Labour’s just too far gone. Practically no-one believes that Labour are going to win the next General Election outright. A few more perhaps think that they might be able to play some sort of role in rallying non-Conservative forces and forming a majority that could lock Theresa May out of No. 10. But let’s face it: neither group is very numerous. There’s never been a Labour Opposition that’s polled this badly. There’s never been a Labour leader (with the possible exception of Michael Foot) who’s this unpopular with the public. Local government by-elections are going badly. Westminster by-election swings are way down on 2011 – the last proper comparator – and the local election results in May were just very, very poor indeedLabour came third in Scotland, when it was a key Corbynite claim that a ‘Left-wing’ offer could ‘win Scotland back’ – as if something as momentous as Labour’s rout there had a one-trick-pony answer. The problem this creates for Labour people actually interested in elections is this: they can’t offer electoral salvation. ‘Owen Smith offers you the chance to lose less badly’ is not a great slogan. ‘Owen Smith: you won’t be routed, and one day you might rise again’: it doesn’t set many hearts aflame. So Labour will march on, knowing that the next time we all see an exit poll it will probably be a grisly, icy, tragic moment of blue-lightning clarity, all the while thinking ‘well, if he’s going to fail, Jeremy must be allowed to fail on his own terms. Then we’ll start again’.

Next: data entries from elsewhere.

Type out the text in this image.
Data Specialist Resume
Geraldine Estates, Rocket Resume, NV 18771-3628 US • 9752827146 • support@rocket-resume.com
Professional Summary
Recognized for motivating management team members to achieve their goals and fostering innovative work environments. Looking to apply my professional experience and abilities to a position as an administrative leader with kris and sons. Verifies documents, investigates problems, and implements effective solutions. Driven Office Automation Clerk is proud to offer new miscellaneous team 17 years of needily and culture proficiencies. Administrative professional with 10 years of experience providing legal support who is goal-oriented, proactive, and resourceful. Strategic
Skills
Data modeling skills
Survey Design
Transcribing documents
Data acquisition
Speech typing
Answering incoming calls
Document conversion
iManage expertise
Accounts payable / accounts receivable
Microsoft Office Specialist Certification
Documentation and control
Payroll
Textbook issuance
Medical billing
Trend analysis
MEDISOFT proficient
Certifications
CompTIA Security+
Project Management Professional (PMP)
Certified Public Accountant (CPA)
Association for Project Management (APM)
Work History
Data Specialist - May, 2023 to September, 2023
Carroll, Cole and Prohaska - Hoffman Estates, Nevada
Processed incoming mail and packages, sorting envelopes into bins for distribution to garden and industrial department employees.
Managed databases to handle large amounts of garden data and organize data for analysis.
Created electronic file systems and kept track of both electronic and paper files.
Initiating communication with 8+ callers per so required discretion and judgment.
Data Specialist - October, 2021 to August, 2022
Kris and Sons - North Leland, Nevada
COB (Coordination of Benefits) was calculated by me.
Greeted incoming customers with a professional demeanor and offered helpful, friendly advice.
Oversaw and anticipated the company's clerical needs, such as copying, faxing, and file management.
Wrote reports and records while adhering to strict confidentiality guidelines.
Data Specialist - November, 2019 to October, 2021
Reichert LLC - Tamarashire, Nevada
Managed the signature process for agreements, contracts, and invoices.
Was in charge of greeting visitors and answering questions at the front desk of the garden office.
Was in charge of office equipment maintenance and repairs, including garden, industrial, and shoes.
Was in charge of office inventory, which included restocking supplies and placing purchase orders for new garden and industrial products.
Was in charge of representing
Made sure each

They’re not and they weren’t particularly ruthless, the anti-Corbynites. The so-called ‘coup’ launched in June was really an overlapping series of revolts – partly planned among really hard-core anti-Jezites, in all probably, but across the Soft Left and among large swathes of the councillor base, more of a ‘riot of despair’ than anything else. They could have gone even further. They could have collapsed the Whips’ Office and dissolved the official Opposition altogether. The Parliamentary Party might have elected its own leader and just got on with things, daring members to tear them down. They certainly could have come out and told their stories of disgraceful negligence and downright failure much, much earlier – and in a more concerted way. The fact that they didn’t tells you how much of a ‘coup’ there has really been.

We can all see, now, just how perilous previously-mainstream Labour’s position really is. In all likelihood electorally irrelevant well into the 2020s, and faced with a wall of totally convinced certainty on the part of their internal adversaries, many anti-Corbynites are probably on the way out whatever they do. There will very likely be a Corbynite leader in the next Parliament – Emily Thornberry, perhaps, Richard Burgon, or Clive Lewis – and there may not be anything that the Labour rebels can do about it. But they can still still perhaps cling on to a little bit of hope, and hang on in there for the next decade they will have to endure, because before them is a good example of a huge political comeback: just how hopeless things looked, just a few years ago, for the insurgent Left that seemed so irrelevant for so long. By thinking – really thinking – while also coalescing around a plausible Party and national leader, by reaching out beyond politics, and by drawing hundreds of thousands, perhaps even millions, of people to the banner of a really inclusive, dynamic, open party that isn’t just for political enthusiasts, they might get a chance to lead again.

For now, they’ve once again been caught in the headlights. They didn’t see any of this coming, and most Labour people would have acted differently if they had. At least now they see the size of their challenge, and they can act accordingly – if they think it’s worth fighting on at all.